Shaping The Future of Power: Knowledge Production and Network-Building in China-Africa Relations
How do rising powers increase and exercise their influence in Africa? Looking at China’s foreign policy in Africa, one might be compelled to strictly think about China’s military base in Djibouti or Chinese investments in natural resources and infrastructure projects. However, I argue that there is a whole other side to China-Africa relations that is very important to understand yet often gets neglected. The Chinese government spends millions of dollars on professionalization trainings, elite visits, party-to-party relations, and cultural exchanges with African partners. Chinese universities have become the top destination for thousands of Africans seeking higher education degrees.

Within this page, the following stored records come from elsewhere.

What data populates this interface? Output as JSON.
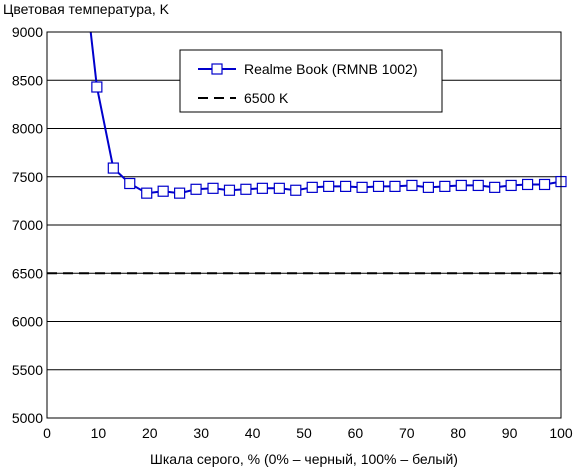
{
  "chart_data": {
    "type": "line",
    "ylabel": "Цветовая температура, K",
    "xlabel": "Шкала серого, % (0% – черный, 100% – белый)",
    "xlim": [
      0,
      100
    ],
    "ylim": [
      5000,
      9000
    ],
    "xticks": [
      0,
      10,
      20,
      30,
      40,
      50,
      60,
      70,
      80,
      90,
      100
    ],
    "yticks": [
      5000,
      5500,
      6000,
      6500,
      7000,
      7500,
      8000,
      8500,
      9000
    ],
    "grid": "horizontal",
    "legend_position": "top-center",
    "series": [
      {
        "name": "Realme Book (RMNB 1002)",
        "color": "#0000cc",
        "marker": "open-square",
        "x": [
          9.7,
          12.9,
          16.1,
          19.4,
          22.6,
          25.8,
          29.0,
          32.3,
          35.5,
          38.7,
          41.9,
          45.2,
          48.4,
          51.6,
          54.8,
          58.1,
          61.3,
          64.5,
          67.7,
          71.0,
          74.2,
          77.4,
          80.6,
          83.9,
          87.1,
          90.3,
          93.5,
          96.8,
          100
        ],
        "y": [
          8430,
          7590,
          7430,
          7330,
          7350,
          7330,
          7370,
          7380,
          7360,
          7370,
          7380,
          7380,
          7360,
          7390,
          7400,
          7400,
          7390,
          7400,
          7400,
          7410,
          7390,
          7400,
          7410,
          7410,
          7390,
          7410,
          7420,
          7420,
          7450
        ],
        "line_start": {
          "x": 8.5,
          "y": 9000
        }
      },
      {
        "name": "6500 K",
        "color": "#000000",
        "style": "dashed",
        "x": [
          0,
          100
        ],
        "y": [
          6500,
          6500
        ]
      }
    ]
  }
}
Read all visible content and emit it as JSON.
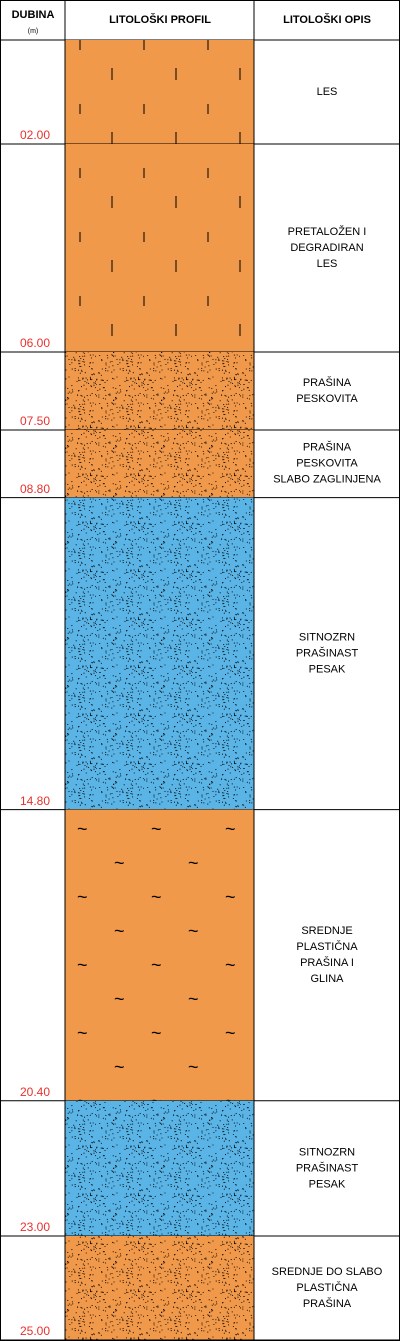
{
  "header": {
    "depth": "DUBINA",
    "unit": "(m)",
    "profile": "LITOLOŠKI PROFIL",
    "description": "LITOLOŠKI OPIS"
  },
  "layers": [
    {
      "depth": "02.00",
      "description": [
        "LES"
      ],
      "color": "#f0994a",
      "pattern": "ticks"
    },
    {
      "depth": "06.00",
      "description": [
        "PRETALOŽEN I",
        "DEGRADIRAN",
        "LES"
      ],
      "color": "#f0994a",
      "pattern": "ticks"
    },
    {
      "depth": "07.50",
      "description": [
        "PRAŠINA",
        "PESKOVITA"
      ],
      "color": "#f0994a",
      "pattern": "dots"
    },
    {
      "depth": "08.80",
      "description": [
        "PRAŠINA",
        "PESKOVITA",
        "SLABO ZAGLINJENA"
      ],
      "color": "#f0994a",
      "pattern": "dots"
    },
    {
      "depth": "14.80",
      "description": [
        "SITNOZRN",
        "PRAŠINAST",
        "PESAK"
      ],
      "color": "#5ab4e6",
      "pattern": "dots"
    },
    {
      "depth": "20.40",
      "description": [
        "SREDNJE",
        "PLASTIČNA",
        "PRAŠINA I",
        "GLINA"
      ],
      "color": "#f0994a",
      "pattern": "tilde"
    },
    {
      "depth": "23.00",
      "description": [
        "SITNOZRN",
        "PRAŠINAST",
        "PESAK"
      ],
      "color": "#5ab4e6",
      "pattern": "dots"
    },
    {
      "depth": "25.00",
      "description": [
        "SREDNJE DO SLABO",
        "PLASTIČNA",
        "PRAŠINA"
      ],
      "color": "#f0994a",
      "pattern": "dots"
    }
  ]
}
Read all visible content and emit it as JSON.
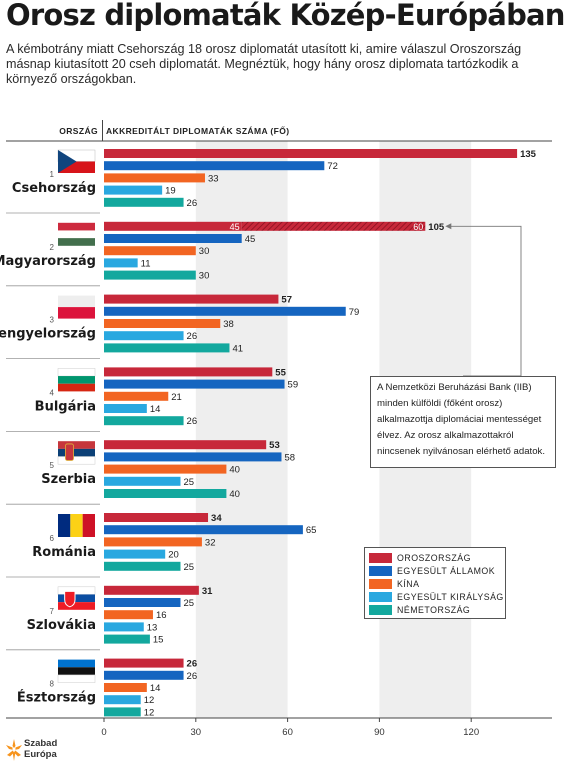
{
  "title": "Orosz diplomaták Közép-Európában",
  "subtitle": "A kémbotrány miatt Csehország 18 orosz diplomatát utasított ki, amire válaszul Oroszország másnap kiutasított 20 cseh diplomatát. Megnéztük, hogy hány orosz diplomata tartózkodik a környező országokban.",
  "column_headers": {
    "country": "ORSZÁG",
    "value": "AKKREDITÁLT DIPLOMATÁK SZÁMA (FŐ)"
  },
  "note": "A Nemzetközi Beruházási Bank (IIB) minden külföldi (főként orosz) alkalmazottja diplomáciai mentességet élvez. Az orosz alkalmazottakról nincsenek nyilvánosan elérhető adatok.",
  "logo": {
    "line1": "Szabad",
    "line2": "Európa"
  },
  "colors": {
    "oroszorszag": "#c7283a",
    "usa": "#1565c0",
    "kina": "#f26522",
    "uk": "#29a8e0",
    "nemet": "#13a89e",
    "band": "#eeeeee",
    "note_line": "#777777"
  },
  "chart_data": {
    "type": "bar",
    "orientation": "horizontal",
    "categories": [
      "Csehország",
      "Magyarország",
      "Lengyelország",
      "Bulgária",
      "Szerbia",
      "Románia",
      "Szlovákia",
      "Észtország"
    ],
    "rank": [
      "1",
      "2",
      "3",
      "4",
      "5",
      "6",
      "7",
      "8"
    ],
    "flags": [
      "czech-flag",
      "hungary-flag",
      "poland-flag",
      "bulgaria-flag",
      "serbia-flag",
      "romania-flag",
      "slovakia-flag",
      "estonia-flag"
    ],
    "series": [
      {
        "name": "OROSZORSZÁG",
        "color": "#c7283a",
        "values": [
          135,
          105,
          57,
          55,
          53,
          34,
          31,
          26
        ]
      },
      {
        "name": "EGYESÜLT ÁLLAMOK",
        "color": "#1565c0",
        "values": [
          72,
          45,
          79,
          59,
          58,
          65,
          25,
          26
        ]
      },
      {
        "name": "KÍNA",
        "color": "#f26522",
        "values": [
          33,
          30,
          38,
          21,
          40,
          32,
          16,
          14
        ]
      },
      {
        "name": "EGYESÜLT KIRÁLYSÁG",
        "color": "#29a8e0",
        "values": [
          19,
          11,
          26,
          14,
          25,
          20,
          13,
          12
        ]
      },
      {
        "name": "NÉMETORSZÁG",
        "color": "#13a89e",
        "values": [
          26,
          30,
          41,
          26,
          40,
          25,
          15,
          12
        ]
      }
    ],
    "hungary_split": {
      "left": 45,
      "right": 60,
      "left_label": "45",
      "right_label": "60"
    },
    "xticks": [
      0,
      30,
      60,
      90,
      120
    ],
    "xlim": [
      0,
      150
    ],
    "grid": "alternating vertical bands"
  }
}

Even when Chinese financial loans to Africa decreased in 2018, pledges to provide scholarships, training opportunities, and exchange visits increased.
These visits and trainings are beneficial to China’s foreign policy makers in three major ways. First, they allow Chinese diplomats to showcase China’s development model to many delegations of civil servants from African countries. There is an opportunity for China’s expertise and know-how to shine. African visitors are impressed with China’s level of development and success story turning things around from being an underdeveloped country just five decades ago to becoming the world’s second largest economy. Second, sponsoring exchange visits for African partners allows Chinese diplomats, journalists, and military attachés to expand their personal and professional networks with current and future African elites. This social capital, for example, is what got China to win the United Nations Security Council seat back from Taiwan in the 70s. it is valuable to keep that social capital strong. Third, bringing delegations of African government personnel and military attaches is an opportunity for China to market its equipment, software, military hardware, and technology to a huge market. China is slowly becoming a giant technology supplier to African countries.
This book is about how these people-centered investments matter to thinking about power in international politics.